Süleym Ebi Hüzeyl’den (r.a.) rivayet olundu ki:
Ben, Cerir b. Abdullah’ın (r.a.) kapısının bitişiğinde elbise tamircisiydim. Cerir, evden her çıkışında katıra biner, o zamanlarda alışılanın aksine hizmetçisini yerde yürütmez, eyerin arka bölümüne bindirirdi.
Abdullah b. Selâm (r.a.) sırtında bir yük odun olduğu halde çarşıdan geçiyordu. Ona, “Bunu niçin yaptın? Hâlbuki Allâh (c.c.) seni buna muhtaç etmemiştir” dediler. Abdullah (r.a.) ,“Ben nefsimden kibri uzaklaştırmak istedim. Resûlullâh (s.a.v.)’den “Kalbinde bir hardal tanesi kadar kibir olan kimse cennete girmez” diye duymuştum, dedi.
Hz. Osman (r.a.) geceleri abdest suyunu kendisi hazırlardı. Ona, “Bazı hizmetçilere söylesen bunu yaparlar!” denildi. Bunun üzerine, “Hayır! Onlardan bunu istemem.
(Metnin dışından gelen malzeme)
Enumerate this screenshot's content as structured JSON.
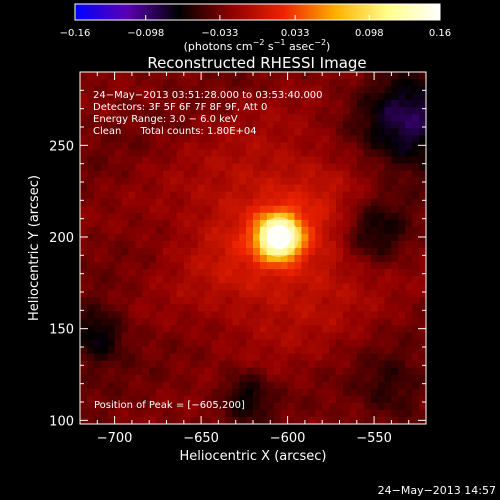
{
  "chart_data": {
    "type": "heatmap",
    "title": "Reconstructed RHESSI Image",
    "xlabel": "Heliocentric X (arcsec)",
    "ylabel": "Heliocentric Y (arcsec)",
    "xlim": [
      -720,
      -520
    ],
    "ylim": [
      98,
      290
    ],
    "x_ticks": [
      -700,
      -650,
      -600,
      -550
    ],
    "x_tick_labels": [
      "−700",
      "−650",
      "−600",
      "−550"
    ],
    "y_ticks": [
      100,
      150,
      200,
      250
    ],
    "y_tick_labels": [
      "100",
      "150",
      "200",
      "250"
    ],
    "colorbar": {
      "min": -0.16,
      "max": 0.16,
      "ticks": [
        -0.16,
        -0.098,
        -0.033,
        0.033,
        0.098,
        0.16
      ],
      "tick_labels": [
        "−0.16",
        "−0.098",
        "−0.033",
        "0.033",
        "0.098",
        "0.16"
      ],
      "unit_label_parts": [
        "(photons cm",
        "−2",
        " s",
        "−1",
        " asec",
        "−2",
        ")"
      ]
    },
    "colormap_stops": [
      "#0000ff",
      "#5b00b4",
      "#000000",
      "#8f0000",
      "#ee2200",
      "#ffb000",
      "#ffff8a",
      "#ffffff"
    ],
    "peak": [
      -605,
      200
    ],
    "info_lines": [
      "24−May−2013 03:51:28.000 to 03:53:40.000",
      "Detectors: 3F 5F 6F 7F 8F 9F, Att 0",
      "Energy Range: 3.0 − 6.0 keV",
      "Clean      Total counts: 1.80E+04"
    ],
    "peak_label": "Position of Peak = [−605,200]",
    "grid": false
  },
  "footer_timestamp": "24−May−2013 14:57"
}
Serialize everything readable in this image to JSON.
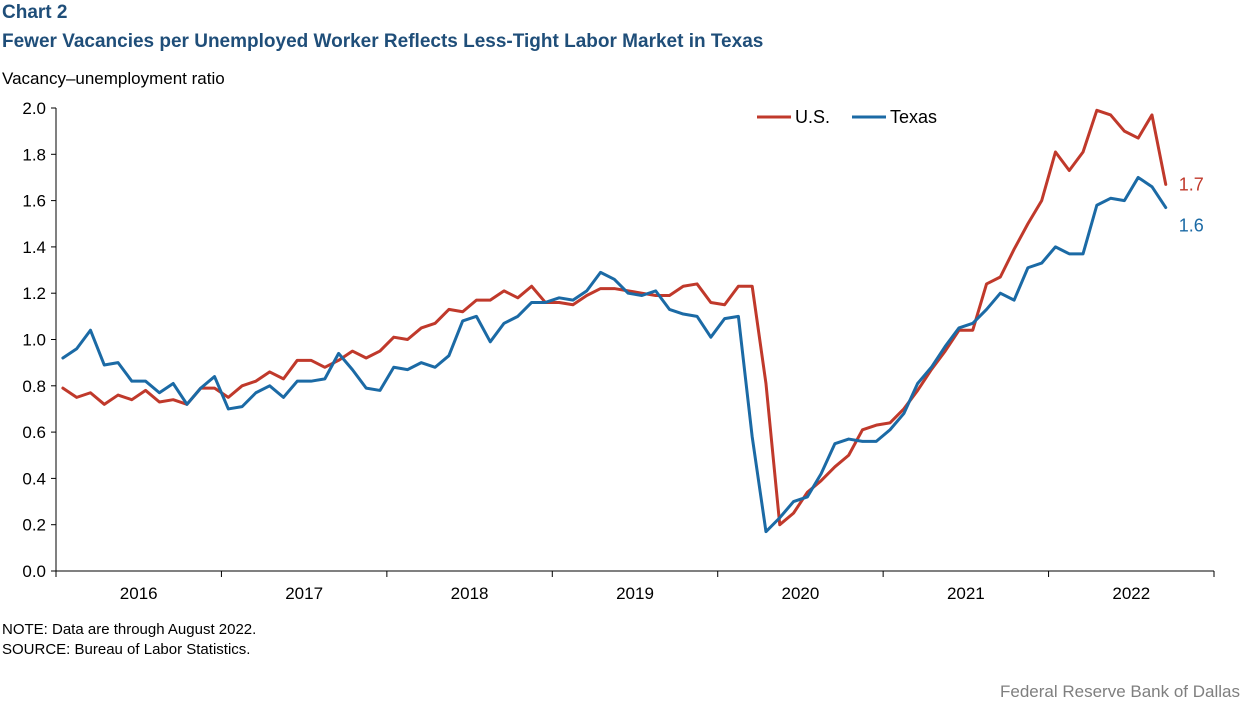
{
  "header": {
    "chart_number": "Chart 2",
    "title": "Fewer Vacancies per Unemployed Worker Reflects Less-Tight Labor Market in Texas"
  },
  "footer": {
    "note": "NOTE: Data are through August 2022.",
    "source": "SOURCE: Bureau of Labor Statistics.",
    "credit": "Federal Reserve Bank of Dallas"
  },
  "colors": {
    "us": "#c0392b",
    "texas": "#1b6aa5",
    "title": "#1f4e79"
  },
  "chart_data": {
    "type": "line",
    "title": "Fewer Vacancies per Unemployed Worker Reflects Less-Tight Labor Market in Texas",
    "ylabel": "Vacancy–unemployment  ratio",
    "xlabel": "",
    "ylim": [
      0,
      2.0
    ],
    "yticks": [
      "0.0",
      "0.2",
      "0.4",
      "0.6",
      "0.8",
      "1.0",
      "1.2",
      "1.4",
      "1.6",
      "1.8",
      "2.0"
    ],
    "x_start": "2016-01",
    "x_end": "2022-08",
    "year_labels": [
      "2016",
      "2017",
      "2018",
      "2019",
      "2020",
      "2021",
      "2022"
    ],
    "legend_position": "top-right",
    "grid": false,
    "series": [
      {
        "name": "U.S.",
        "color": "#c0392b",
        "end_label": "1.7",
        "values": [
          0.79,
          0.75,
          0.77,
          0.72,
          0.76,
          0.74,
          0.78,
          0.73,
          0.74,
          0.72,
          0.79,
          0.79,
          0.75,
          0.8,
          0.82,
          0.86,
          0.83,
          0.91,
          0.91,
          0.88,
          0.91,
          0.95,
          0.92,
          0.95,
          1.01,
          1.0,
          1.05,
          1.07,
          1.13,
          1.12,
          1.17,
          1.17,
          1.21,
          1.18,
          1.23,
          1.16,
          1.16,
          1.15,
          1.19,
          1.22,
          1.22,
          1.21,
          1.2,
          1.19,
          1.19,
          1.23,
          1.24,
          1.16,
          1.15,
          1.23,
          1.23,
          0.81,
          0.2,
          0.25,
          0.34,
          0.39,
          0.45,
          0.5,
          0.61,
          0.63,
          0.64,
          0.7,
          0.78,
          0.87,
          0.95,
          1.04,
          1.04,
          1.24,
          1.27,
          1.39,
          1.5,
          1.6,
          1.81,
          1.73,
          1.81,
          1.99,
          1.97,
          1.9,
          1.87,
          1.97,
          1.67
        ]
      },
      {
        "name": "Texas",
        "color": "#1b6aa5",
        "end_label": "1.6",
        "values": [
          0.92,
          0.96,
          1.04,
          0.89,
          0.9,
          0.82,
          0.82,
          0.77,
          0.81,
          0.72,
          0.79,
          0.84,
          0.7,
          0.71,
          0.77,
          0.8,
          0.75,
          0.82,
          0.82,
          0.83,
          0.94,
          0.87,
          0.79,
          0.78,
          0.88,
          0.87,
          0.9,
          0.88,
          0.93,
          1.08,
          1.1,
          0.99,
          1.07,
          1.1,
          1.16,
          1.16,
          1.18,
          1.17,
          1.21,
          1.29,
          1.26,
          1.2,
          1.19,
          1.21,
          1.13,
          1.11,
          1.1,
          1.01,
          1.09,
          1.1,
          0.58,
          0.17,
          0.23,
          0.3,
          0.32,
          0.42,
          0.55,
          0.57,
          0.56,
          0.56,
          0.61,
          0.68,
          0.81,
          0.88,
          0.97,
          1.05,
          1.07,
          1.13,
          1.2,
          1.17,
          1.31,
          1.33,
          1.4,
          1.37,
          1.37,
          1.58,
          1.61,
          1.6,
          1.7,
          1.66,
          1.57
        ]
      }
    ]
  }
}
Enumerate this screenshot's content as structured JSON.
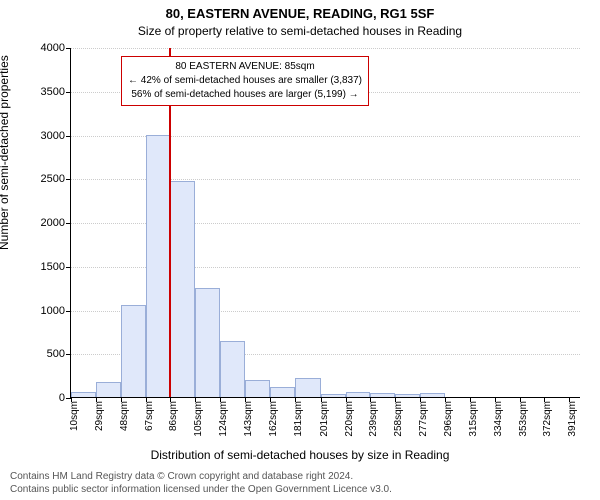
{
  "title": "80, EASTERN AVENUE, READING, RG1 5SF",
  "subtitle": "Size of property relative to semi-detached houses in Reading",
  "ylabel": "Number of semi-detached properties",
  "xlabel": "Distribution of semi-detached houses by size in Reading",
  "footnote_line1": "Contains HM Land Registry data © Crown copyright and database right 2024.",
  "footnote_line2": "Contains public sector information licensed under the Open Government Licence v3.0.",
  "chart": {
    "type": "histogram",
    "ylim": [
      0,
      4000
    ],
    "ytick_step": 500,
    "xlim": [
      10,
      400
    ],
    "bar_fill": "#e0e8fa",
    "bar_border": "#9aaed8",
    "grid_color": "#cccccc",
    "background_color": "#ffffff",
    "title_fontsize": 13,
    "label_fontsize": 12,
    "tick_fontsize": 10,
    "xticks": [
      10,
      29,
      48,
      67,
      86,
      105,
      124,
      143,
      162,
      181,
      201,
      220,
      239,
      258,
      277,
      296,
      315,
      334,
      353,
      372,
      391
    ],
    "xtick_unit": "sqm",
    "bars": [
      {
        "x0": 10,
        "x1": 29,
        "value": 60
      },
      {
        "x0": 29,
        "x1": 48,
        "value": 170
      },
      {
        "x0": 48,
        "x1": 67,
        "value": 1050
      },
      {
        "x0": 67,
        "x1": 86,
        "value": 3000
      },
      {
        "x0": 86,
        "x1": 105,
        "value": 2470
      },
      {
        "x0": 105,
        "x1": 124,
        "value": 1250
      },
      {
        "x0": 124,
        "x1": 143,
        "value": 640
      },
      {
        "x0": 143,
        "x1": 162,
        "value": 190
      },
      {
        "x0": 162,
        "x1": 181,
        "value": 110
      },
      {
        "x0": 181,
        "x1": 201,
        "value": 220
      },
      {
        "x0": 201,
        "x1": 220,
        "value": 40
      },
      {
        "x0": 220,
        "x1": 239,
        "value": 60
      },
      {
        "x0": 239,
        "x1": 258,
        "value": 50
      },
      {
        "x0": 258,
        "x1": 277,
        "value": 30
      },
      {
        "x0": 277,
        "x1": 296,
        "value": 50
      }
    ],
    "marker": {
      "x": 85,
      "color": "#cc0000",
      "callout_lines": [
        "80 EASTERN AVENUE: 85sqm",
        "← 42% of semi-detached houses are smaller (3,837)",
        "56% of semi-detached houses are larger (5,199) →"
      ]
    }
  }
}
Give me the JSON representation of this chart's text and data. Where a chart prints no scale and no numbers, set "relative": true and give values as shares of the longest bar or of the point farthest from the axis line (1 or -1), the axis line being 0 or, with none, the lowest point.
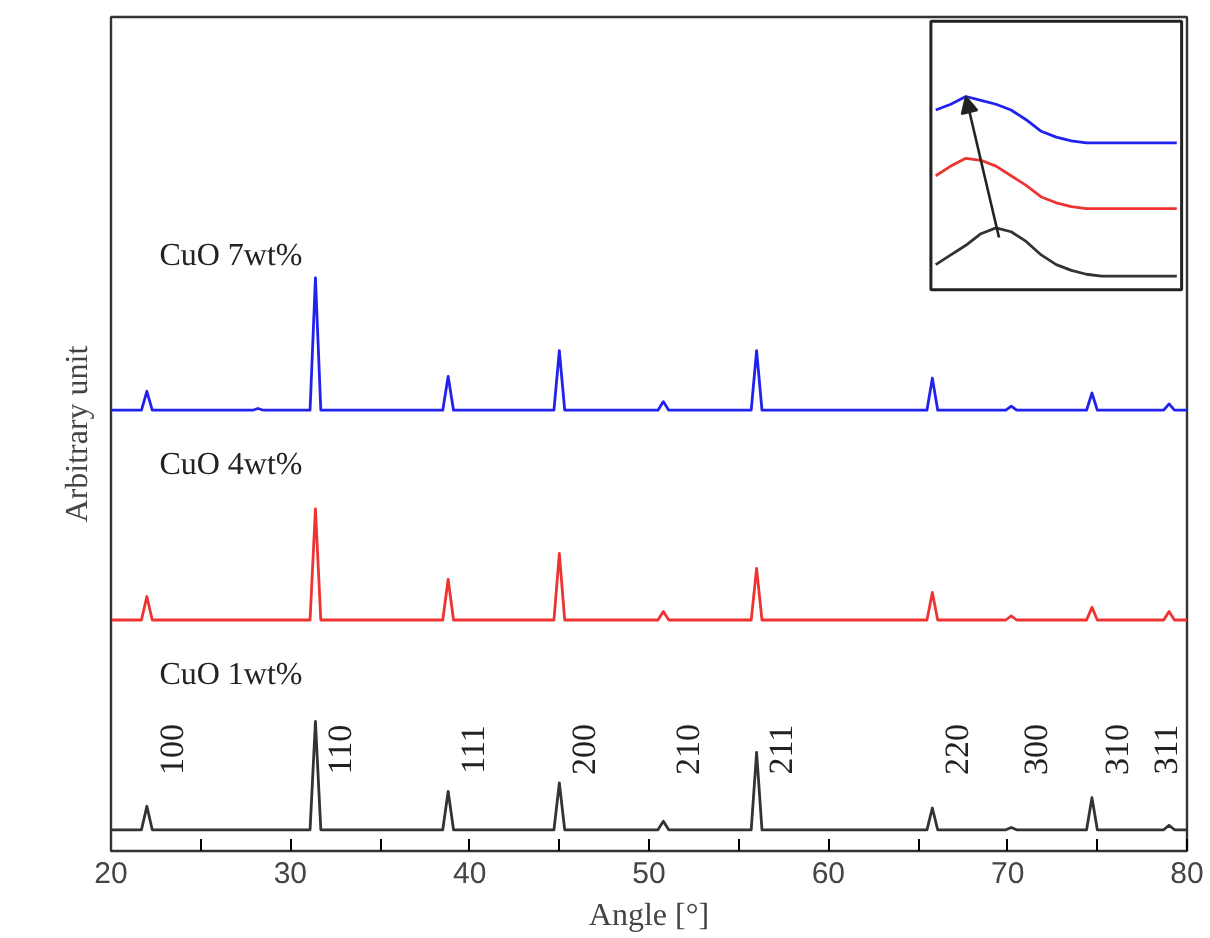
{
  "chart_data": [
    {
      "type": "line",
      "xlabel": "Angle [°]",
      "ylabel": "Arbitrary unit",
      "relative": true,
      "xlim": [
        20,
        80
      ],
      "xticks": [
        20,
        {
          "value": 25,
          "label": null
        },
        30,
        {
          "value": 35,
          "label": null
        },
        40,
        {
          "value": 45,
          "label": null
        },
        50,
        {
          "value": 55,
          "label": null
        },
        60,
        {
          "value": 65,
          "label": null
        },
        70,
        {
          "value": 75,
          "label": null
        },
        80
      ],
      "tick_labels": "x",
      "grid": false,
      "marker": "none",
      "line_style": "solid",
      "series": [
        {
          "name": "CuO 1wt%",
          "color": "#333333",
          "x": [
            20,
            21.7,
            22.0,
            22.3,
            31.1,
            31.4,
            31.7,
            38.5,
            38.8,
            39.1,
            44.7,
            45.0,
            45.3,
            50.5,
            50.8,
            51.1,
            55.7,
            56.0,
            56.3,
            65.5,
            65.8,
            66.1,
            69.9,
            70.2,
            70.5,
            74.4,
            74.7,
            75.0,
            78.7,
            79.0,
            79.3,
            80
          ],
          "values": [
            0.037,
            0.037,
            0.078,
            0.037,
            0.037,
            0.226,
            0.037,
            0.037,
            0.104,
            0.037,
            0.037,
            0.119,
            0.037,
            0.037,
            0.052,
            0.037,
            0.037,
            0.172,
            0.037,
            0.037,
            0.075,
            0.037,
            0.037,
            0.041,
            0.037,
            0.037,
            0.093,
            0.037,
            0.037,
            0.045,
            0.037,
            0.037
          ]
        },
        {
          "name": "CuO 4wt%",
          "color": "#ee3333",
          "x": [
            20,
            21.7,
            22.0,
            22.3,
            31.1,
            31.4,
            31.7,
            38.5,
            38.8,
            39.1,
            44.7,
            45.0,
            45.3,
            50.5,
            50.8,
            51.1,
            55.7,
            56.0,
            56.3,
            65.5,
            65.8,
            66.1,
            69.9,
            70.2,
            70.5,
            74.4,
            74.7,
            75.0,
            78.7,
            79.0,
            79.3,
            80
          ],
          "values": [
            0.403,
            0.403,
            0.444,
            0.403,
            0.403,
            0.597,
            0.403,
            0.403,
            0.474,
            0.403,
            0.403,
            0.519,
            0.403,
            0.403,
            0.418,
            0.403,
            0.403,
            0.493,
            0.403,
            0.403,
            0.451,
            0.403,
            0.403,
            0.41,
            0.403,
            0.403,
            0.425,
            0.403,
            0.403,
            0.418,
            0.403,
            0.403
          ]
        },
        {
          "name": "CuO 7wt%",
          "color": "#2222ee",
          "x": [
            20,
            21.7,
            22.0,
            22.3,
            27.9,
            28.2,
            28.5,
            31.1,
            31.4,
            31.7,
            38.5,
            38.8,
            39.1,
            44.7,
            45.0,
            45.3,
            50.5,
            50.8,
            51.1,
            55.7,
            56.0,
            56.3,
            65.5,
            65.8,
            66.1,
            69.9,
            70.2,
            70.5,
            74.4,
            74.7,
            75.0,
            78.7,
            79.0,
            79.3,
            80
          ],
          "values": [
            0.769,
            0.769,
            0.802,
            0.769,
            0.769,
            0.772,
            0.769,
            0.769,
            1.0,
            0.769,
            0.769,
            0.828,
            0.769,
            0.769,
            0.873,
            0.769,
            0.769,
            0.784,
            0.769,
            0.769,
            0.873,
            0.769,
            0.769,
            0.825,
            0.769,
            0.769,
            0.776,
            0.769,
            0.769,
            0.799,
            0.769,
            0.769,
            0.78,
            0.769,
            0.769
          ]
        }
      ],
      "annotations": [
        "100",
        "110",
        "111",
        "200",
        "210",
        "211",
        "220",
        "300",
        "310",
        "311"
      ]
    },
    {
      "type": "line",
      "relative": true,
      "grid": false,
      "marker": "none",
      "line_style": "solid",
      "categories": [
        null,
        null,
        null,
        null,
        null,
        null,
        null,
        null,
        null,
        null,
        null,
        null,
        null,
        null,
        null,
        null,
        null
      ],
      "series": [
        {
          "color": "#333333",
          "values": [
            0.13,
            0.18,
            0.23,
            0.29,
            0.32,
            0.3,
            0.25,
            0.18,
            0.13,
            0.1,
            0.08,
            0.07,
            0.07,
            0.07,
            0.07,
            0.07,
            0.07
          ]
        },
        {
          "color": "#ee3333",
          "values": [
            0.59,
            0.64,
            0.68,
            0.67,
            0.64,
            0.59,
            0.54,
            0.48,
            0.45,
            0.43,
            0.42,
            0.42,
            0.42,
            0.42,
            0.42,
            0.42,
            0.42
          ]
        },
        {
          "color": "#2222ee",
          "values": [
            0.93,
            0.96,
            1.0,
            0.98,
            0.96,
            0.93,
            0.88,
            0.82,
            0.79,
            0.77,
            0.76,
            0.76,
            0.76,
            0.76,
            0.76,
            0.76,
            0.76
          ]
        }
      ]
    }
  ]
}
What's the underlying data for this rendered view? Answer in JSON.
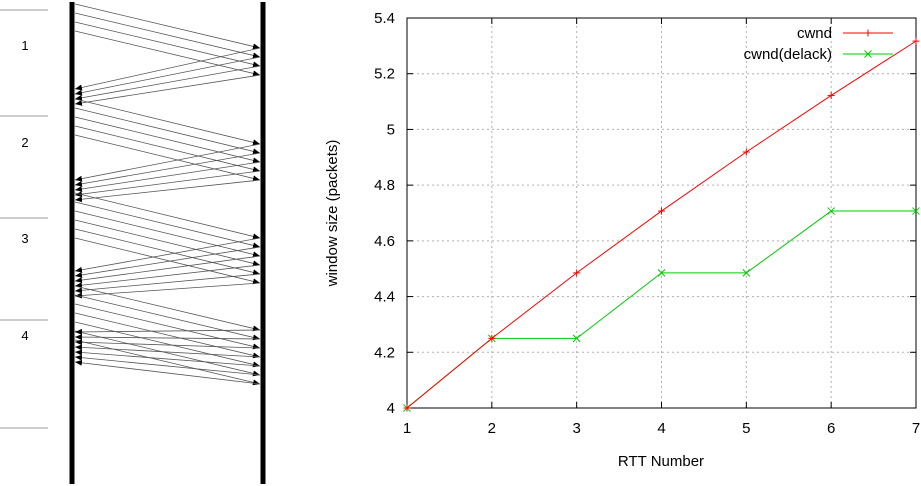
{
  "timeline": {
    "rounds": [
      {
        "label": "1",
        "sent": 4,
        "acked": 4
      },
      {
        "label": "2",
        "sent": 5,
        "acked": 5
      },
      {
        "label": "3",
        "sent": 6,
        "acked": 6
      },
      {
        "label": "4",
        "sent": 7,
        "acked": 7
      }
    ]
  },
  "chart_data": {
    "type": "line",
    "xlabel": "RTT Number",
    "ylabel": "window size (packets)",
    "xlim": [
      1,
      7
    ],
    "ylim": [
      4,
      5.4
    ],
    "xticks": [
      "1",
      "2",
      "3",
      "4",
      "5",
      "6",
      "7"
    ],
    "yticks": [
      "4",
      "4.2",
      "4.4",
      "4.6",
      "4.8",
      "5",
      "5.2",
      "5.4"
    ],
    "grid": true,
    "legend_position": "top-right",
    "x": [
      1,
      2,
      3,
      4,
      5,
      6,
      7
    ],
    "series": [
      {
        "name": "cwnd",
        "color": "#ff0000",
        "marker": "plus",
        "values": [
          4,
          4.25,
          4.485,
          4.707,
          4.919,
          5.122,
          5.317
        ]
      },
      {
        "name": "cwnd(delack)",
        "color": "#00cc00",
        "marker": "cross",
        "values": [
          4,
          4.25,
          4.25,
          4.485,
          4.485,
          4.707,
          4.707
        ]
      }
    ]
  }
}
Çünkü geceler onların istirahat zamanıdır” dedi.
Hz. Aişe (r.anha) anlatıyor: Bir elbise giydim. Elbise çok hoşuma gittiği için ikide bir eteğime bakıyordum. O esnada babam, “Ey Âişe! Bilmez misin Allâh şu anda sana bakmaz” dedi. “Niçin?” diye sordum.
“Sen bilmez misin, kul dünya süsüyle gururlanırsa, Rabb’i ona buğzeder; ta ki o süs kendisinden ayrılıncaya kadar” dedi. Bunun üzerine onu sırtımdan çıkardım ve sadaka verdim. Babam, “Umulur ki, sadaka vermen senin günahına keffaret olur” dedi.
Selmân-ı Fârisî (r.a.), Medayin valisiydi. Şam ehlinden, Teym oğullarından bir kişi Medayin’e geldi. Bir yük incir getirmişti. Selman (r.a.)’in kıyafetlerinden dolayı adam onu hizmetçi sanarak, “Gel, bu yükü taşı!” dedi. Selman (r.a.)’in vali olduğunu bilmiyordu. Selman (r.a.) yükü sırtına aldı.
Halk bu durumu görünce adama, “Bu validir” dediler. Adam,
“Vallahi seni tanımadım” dedi. Selman (r.a.),
“Hayır, hayır! Senin gideceğin noktaya kadar bunu götüreceğim” dedi.